The new legal structures widen traditional corporate shareholder value to include stakeholder value, extending to environmental and social responsibility and increased transparency and accountability.[more]

“Entrepreneurs, investors and consumers are calling for this type of legislation,” says Assemblymember Jared Huffman (D-San Rafael), who sponsored the law. “They believe this is the start of something transformational. AB 361 rolls out the welcome mat for businesses and investors ready to create high quality jobs in California and make economic and social contributions that will improve the quality of life in communities across to our state for years to come.”

California is the first state to pass the Flexible Purpose Corporation model but the sixth state to approve the Benefit Corporation classification. California joins New Jersey, Virginia, Hawaii, Vermont and Maryland that officially allow Benefit Corporations, while similar legislation is pending in Michigan and New York:

By mandating that corporations only focus on profits, the current system almost assures a negative outcome for society. By removing mandating stakeholder primacy and increasing transparency and accountability, directors are freed up to use the market as a force for good without risking suit from their shareholders.

MOOMilk of Maine, perhaps the best known benefit corporation, is a group of small dairy farmers who use the structure to leverage conventional capital as well as philanthropy while honoring a social mission beyond pure profit.

Frontline SMS is a community interest company (C.I.C.), a British designation that has influenced the evolution of U.S hybrids in corporate law. C.I.C.’s are required to have a social purpose, and their locked assets limit shareholder and employee distributions.

Frontline is a spin-off from California non-profit Kiwanja.net that creates technology for non-profits. “The value proposition is inherently defined in terms of social benefit,” said Sean Martin McDonald, executive director of Frontline. “That reduces a lot of concerns you might normally have from traditional financial investors by making it clear that your mission is primarily social, not primarily about making profits.”
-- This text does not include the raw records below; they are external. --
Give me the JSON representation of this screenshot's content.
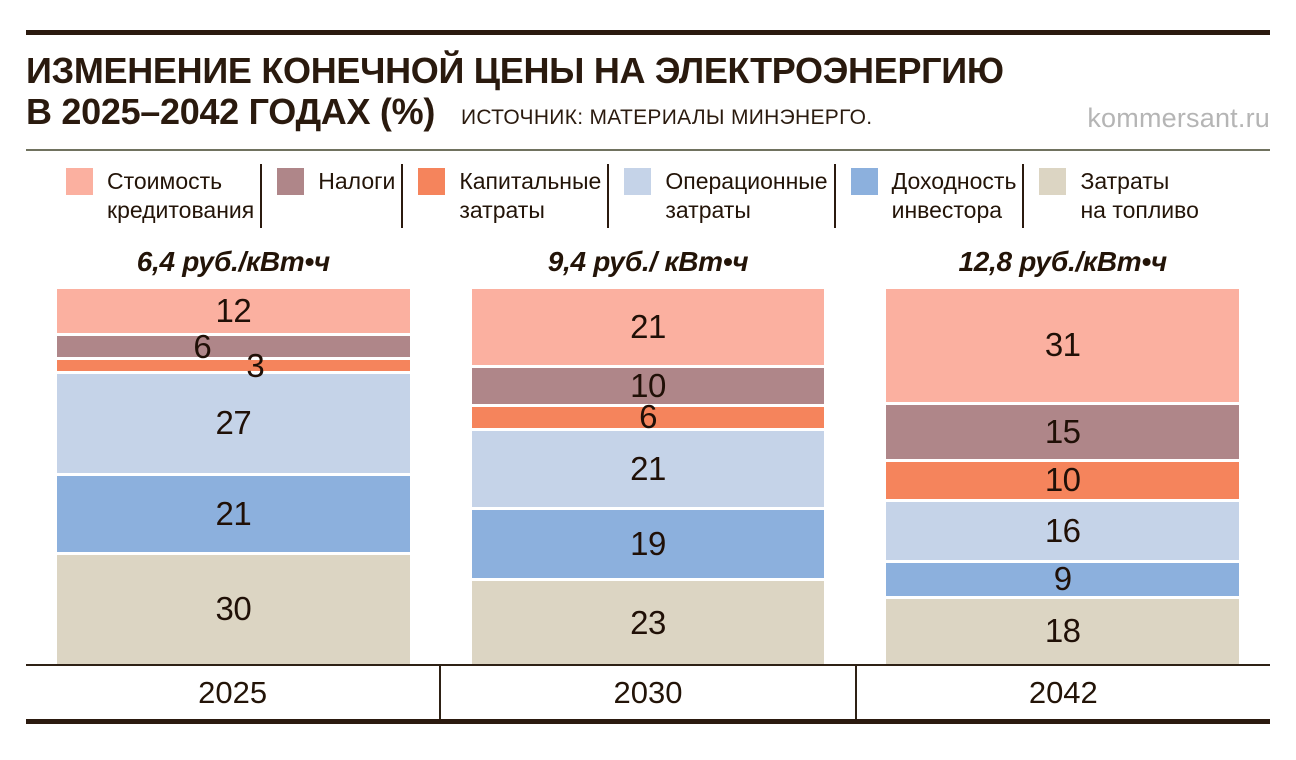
{
  "header": {
    "title_line1": "ИЗМЕНЕНИЕ КОНЕЧНОЙ ЦЕНЫ НА ЭЛЕКТРОЭНЕРГИЮ",
    "title_line2": "В 2025–2042 ГОДАХ (%)",
    "source": "ИСТОЧНИК: МАТЕРИАЛЫ МИНЭНЕРГО.",
    "site": "kommersant.ru"
  },
  "colors": {
    "rule_dark": "#2b1a0f",
    "rule_olive": "#70725f",
    "text_dark": "#231408",
    "site_gray": "#b5b5b5"
  },
  "legend": {
    "items": [
      {
        "lines": [
          "Стоимость",
          "кредитования"
        ]
      },
      {
        "lines": [
          "Налоги"
        ]
      },
      {
        "lines": [
          "Капитальные",
          "затраты"
        ]
      },
      {
        "lines": [
          "Операционные",
          "затраты"
        ]
      },
      {
        "lines": [
          "Доходность",
          "инвестора"
        ]
      },
      {
        "lines": [
          "Затраты",
          "на топливо"
        ]
      }
    ]
  },
  "chart_data": {
    "type": "bar",
    "stacked": true,
    "title": "ИЗМЕНЕНИЕ КОНЕЧНОЙ ЦЕНЫ НА ЭЛЕКТРОЭНЕРГИЮ В 2025–2042 ГОДАХ (%)",
    "value_unit": "%",
    "legend_position": "top",
    "categories": [
      "2025",
      "2030",
      "2042"
    ],
    "category_totals": [
      "6,4 руб./кВт•ч",
      "9,4 руб./ кВт•ч",
      "12,8 руб./кВт•ч"
    ],
    "series": [
      {
        "name": "Стоимость кредитования",
        "color": "#FBB0A0",
        "values": [
          12,
          21,
          31
        ]
      },
      {
        "name": "Налоги",
        "color": "#AF8689",
        "values": [
          6,
          10,
          15
        ]
      },
      {
        "name": "Капитальные затраты",
        "color": "#F5845C",
        "values": [
          3,
          6,
          10
        ]
      },
      {
        "name": "Операционные затраты",
        "color": "#C5D3E8",
        "values": [
          27,
          21,
          16
        ]
      },
      {
        "name": "Доходность инвестора",
        "color": "#8CB0DD",
        "values": [
          21,
          19,
          9
        ]
      },
      {
        "name": "Затраты на топливо",
        "color": "#DCD5C3",
        "values": [
          30,
          23,
          18
        ]
      }
    ]
  }
}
The new legislation is roiling waters on both sides of the aisle: charities are concerned about increasing competition for limited philanthropic dollars while corporate lawyers fear an intrinsic conflict of interest that skews trustee duties.

As more states embrace laws that address the divide between business and non-profit, Venture Beat’s Kyle Westaway suggests the best way for companies to make the choice:

You should use either of these new forms if you are serious about operating a sustainable business, and if you are comfortable enough to allow the public to see how well you are performing. If you just want to greenwash your business, or want to look socially conscious without actually changing your core business model, then these new classes of corporations will just make you look ridiculous.

I think the best analogy is, if you’re going to be naked, you’d better be buff.